Альфонс Доде - Нума Руместан
Еще через несколько минут его превосходительство катил на вокзал, и этот нелепый инцидент он начисто забыл. На легко убаюкивающих пружинах кареты с двумя яркими фонариками, которая стремительно уносила его навстречу новому высокому призванию, он уже приду* мы вал эффектные фразы для своей первой речи, составлял планы, обдумывал долженствовавший войти в историю циркуляр ректорам университетов, старался предугадать, что скажет вся страна и вся Европа завтра, когда станет известно о его назначении, но в этот самый миг на углу бульвара, в ярком свете газового фонаря, падавшем на мокрый асфальт, перед ним вырисовался на краю тротуара силуэт музыканта с болтавшимся у колена продолговатым кузовом тамбурина. Оглушенный, ошалевший Вальмажур собирался перейти улицу и ждал, чтобы хоть на минуту остановилось движение экипажей, особенно многочисленных в этот час, когда весь Париж возвращается по домам, когда маленькие ручные тележки снуют под самыми колесами фиакров, раскачиваются империалы переполненных омнибусов, гудят рожки паровых трамваев.
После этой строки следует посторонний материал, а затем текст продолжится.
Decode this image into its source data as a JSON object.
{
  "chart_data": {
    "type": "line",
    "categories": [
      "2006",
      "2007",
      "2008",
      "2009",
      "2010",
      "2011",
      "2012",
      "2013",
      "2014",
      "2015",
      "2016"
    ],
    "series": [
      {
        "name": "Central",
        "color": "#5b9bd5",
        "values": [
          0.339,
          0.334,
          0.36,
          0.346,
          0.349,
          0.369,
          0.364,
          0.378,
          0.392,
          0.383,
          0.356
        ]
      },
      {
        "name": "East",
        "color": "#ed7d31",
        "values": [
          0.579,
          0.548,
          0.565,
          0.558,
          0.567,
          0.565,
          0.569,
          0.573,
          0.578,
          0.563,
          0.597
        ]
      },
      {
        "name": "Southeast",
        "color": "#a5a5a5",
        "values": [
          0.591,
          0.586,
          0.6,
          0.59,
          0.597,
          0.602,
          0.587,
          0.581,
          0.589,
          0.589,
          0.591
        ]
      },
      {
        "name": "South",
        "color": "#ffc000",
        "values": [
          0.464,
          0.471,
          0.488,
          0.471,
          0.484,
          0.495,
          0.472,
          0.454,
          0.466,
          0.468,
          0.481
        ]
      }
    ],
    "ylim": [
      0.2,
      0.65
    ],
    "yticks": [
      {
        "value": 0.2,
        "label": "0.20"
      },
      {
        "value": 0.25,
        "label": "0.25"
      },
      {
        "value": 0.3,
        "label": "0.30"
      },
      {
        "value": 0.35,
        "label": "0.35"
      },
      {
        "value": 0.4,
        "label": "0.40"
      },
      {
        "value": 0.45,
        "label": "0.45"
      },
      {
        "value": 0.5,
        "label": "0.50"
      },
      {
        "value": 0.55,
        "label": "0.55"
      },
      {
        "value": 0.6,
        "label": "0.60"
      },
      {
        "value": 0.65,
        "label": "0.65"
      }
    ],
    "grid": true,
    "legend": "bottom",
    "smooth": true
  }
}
В наступающей вечерней темноте, в туманной дымке, которую под холодным дождем источала лихорадочная жизнь улицы, в паре человеческого дыхания, исходившего от шумной, суетливой толпы, несчастный казался таким потерянным, таким чужим, таким попросту раздавленным высокими стенами многоэтажных домов, он так мало походил на великолепного живописного Вальмажура, который у дверей своей фермы звуками тамбурина заставлял цикад стрекотать еще громче! Руместан отвел глаза и ощутил нечто вроде угрызений совести, на несколько минут омрачивших блеск его триумфа.
VII. В ПАССАЖЕ СОМОН
Для того, чтобы обосноваться в столице более или менее прочно, Вальмажурам надо было дождаться своей обстановки, которая шла в Париж малой скоростью. А пока они поселились в пассаже Сомон, где всегда останавливались путешественники, прибывшие из Апса и его окрестностей, в том пресловутом пассаже, о котором тетушка Порталь сохранила столь яркое воспоминание. Они занимали под самой крышей комнатку и чулан; чулан был без света и воздуха, нечто вроде дровяного сарайчика; в нем спали отец и сын; комната была немногим больше, но казалась им роскошной благодаря источенной жучком мебели красного дерева, рваному, траченному молью ковру на облезлом крашеном полу и мансарде, в которой виднелся клочок неба, желтовато-мутного, как стекла остроконечной крыши пассажа. В этой конуре, как воспоминание об их родных местах, царил густой запах чеснока и жареного лука, ибо они сами готовили на плитке свою экзотическую пищу. Старик Вальмажур, большой лакомка и любитель общества, завороженный белыми скатертями и салфетками, судками и солонками накладного серебра, конечно, предпочел бы спуститься к табльдоту; он с удовольствием принял бы участие в разговоре коммерсантов, чей смех доносился в часы трапез до пятого этажа. Но провансальская крестьяночка решительно этому воспротивилась.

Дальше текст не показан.